As Lyoya’s passenger exited the vehicle, he and the officer engaged in a scuffle in front of multiple residences.

The cop continually commands Lyoya to “let go” of his Taser, eventually yelling, “Drop the Taser!”


The recordings do not reveal whether or when Lyoya attempted to take the officer’s Taser, but the officer can be heard yelling at him to get go of the device, which was deployed twice but did not strike anyone, according to officials.

The officer’s body camera abruptly turns off at this point.

Police Chief Eric Winstrom indicated that it takes three seconds to deactivate the body camera by pressing a button, and he believed the pressure from Lyoya’s body was the cause.

Nonetheless, additional video footage from the neighbor’s doorbell security system, the dashcam in the officer’s vehicle, and a bystander’s cellphone captures the incident from a variety of perspectives.

According to Winstrom, the struggle over the Taser lasted about 90 seconds. In the last moments, the cop was kneeling on Lyoya’s back to restrain him while on top of him.

According to my viewing of the video, Taser was used twice. Winstrom told reporters the Taser did not make contact. Mr. Lyoya was afterwards shot in the head. ‘However, this is the only knowledge I possess.’

A home video camera in the area captured the sound of the police shooting Lyoya in the back of the head.

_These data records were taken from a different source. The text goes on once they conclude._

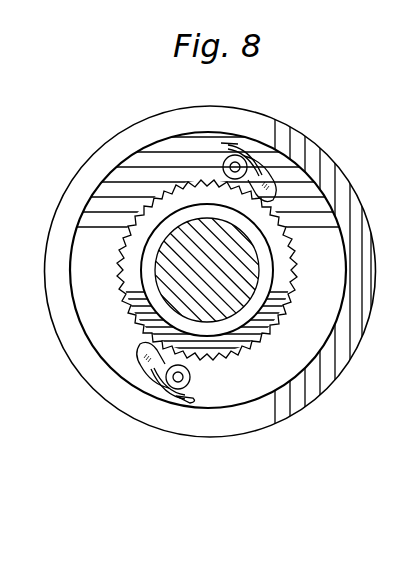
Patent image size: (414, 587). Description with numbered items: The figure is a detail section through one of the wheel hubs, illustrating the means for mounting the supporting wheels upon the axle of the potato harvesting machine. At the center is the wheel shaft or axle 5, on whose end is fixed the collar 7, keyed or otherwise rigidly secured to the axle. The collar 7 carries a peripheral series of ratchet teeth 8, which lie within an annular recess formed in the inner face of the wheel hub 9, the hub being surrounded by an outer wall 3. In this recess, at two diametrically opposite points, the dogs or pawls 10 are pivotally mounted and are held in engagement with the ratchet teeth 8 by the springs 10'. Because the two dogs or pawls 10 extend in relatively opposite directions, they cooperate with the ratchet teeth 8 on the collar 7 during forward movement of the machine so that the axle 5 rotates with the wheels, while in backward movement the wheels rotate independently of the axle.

The housing 3 is at (230, 272).
The wheel shaft or axle 5 is at (257, 275).
The collar 7 is at (143, 283).
The ratchet teeth 8 is at (245, 348).
The wheel hub 9 is at (320, 327).
The dog or pawl 10 is at (222, 290).
The spring 10' is at (166, 429).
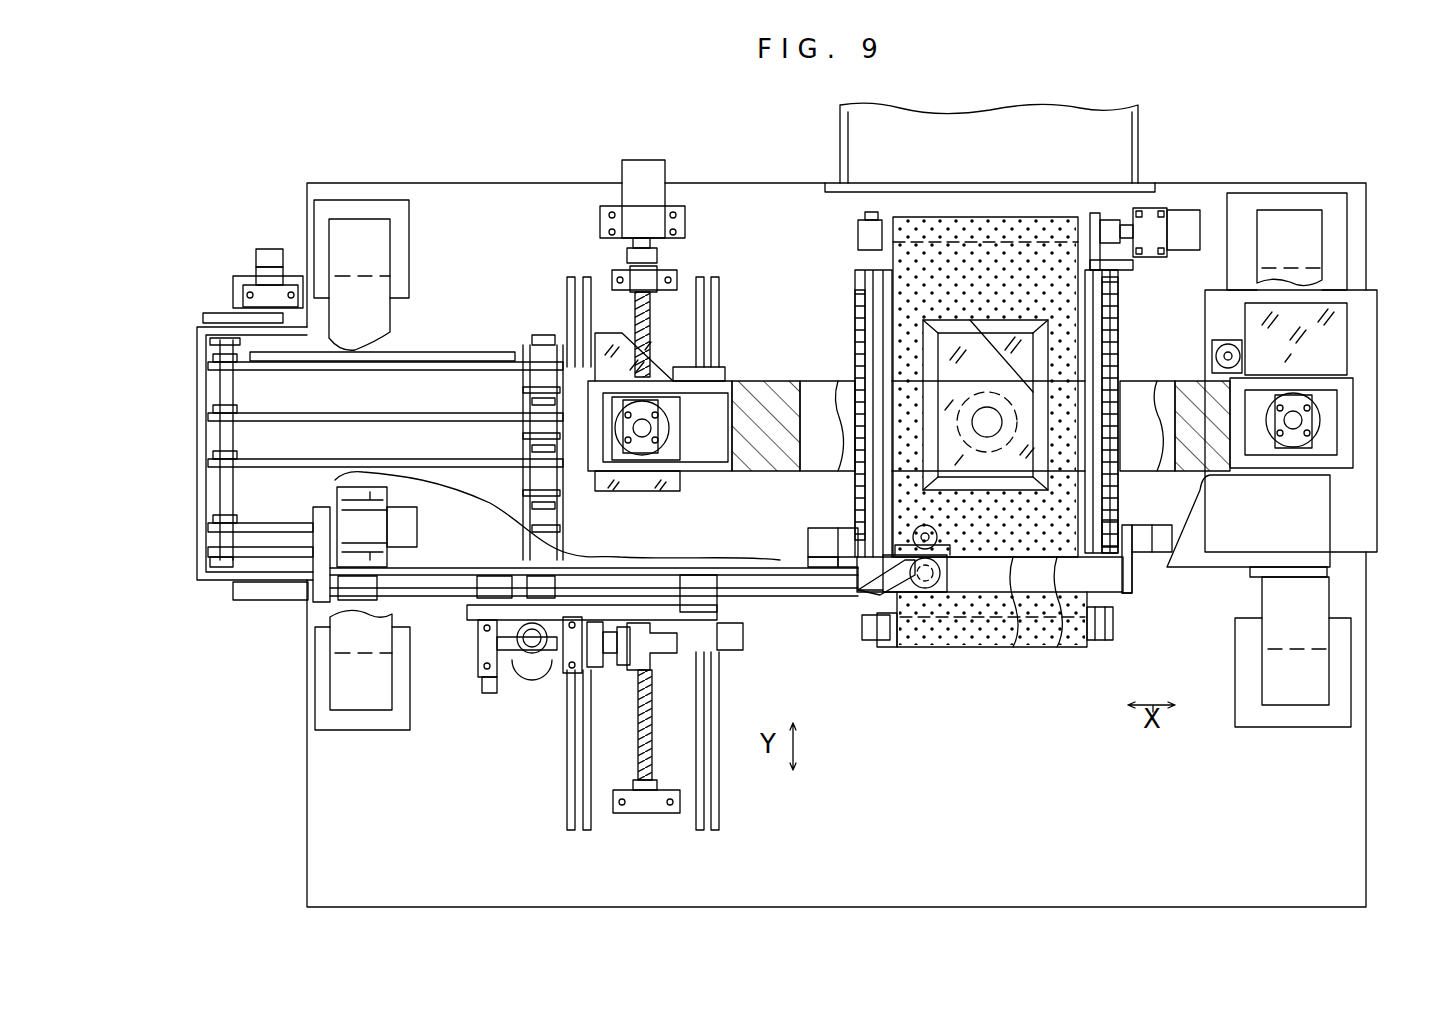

A subsequent autopsy confirmed that Lyoya died of a single gunshot wound to the back of his head.

In a report, Dr. Werner Spitz noted that there was “extensive hemorrhaging” in the brain and that a large-caliber bullet had traveled up and to the right side of his skull and lodged near his right temporal body.

Spitz also stated that fragmentation of the skull suggests that the unidentified police officer’s gun was pressed against Lyoya’s head when it was fired, noting that Lyoya was “conscious and aware that a gun was being held to the back of his head” prior to being fatally shot.

Spitz stated at the news conference that death occurred in a matter of seconds, telling reporters that ‘when the brain is injured in any way, the entire brain will swell and death will ensue’

In contrast to the Michigan police department’s claim that he fought back against the officer during the traffic stop, he discovered no other injuries consistent with a struggle.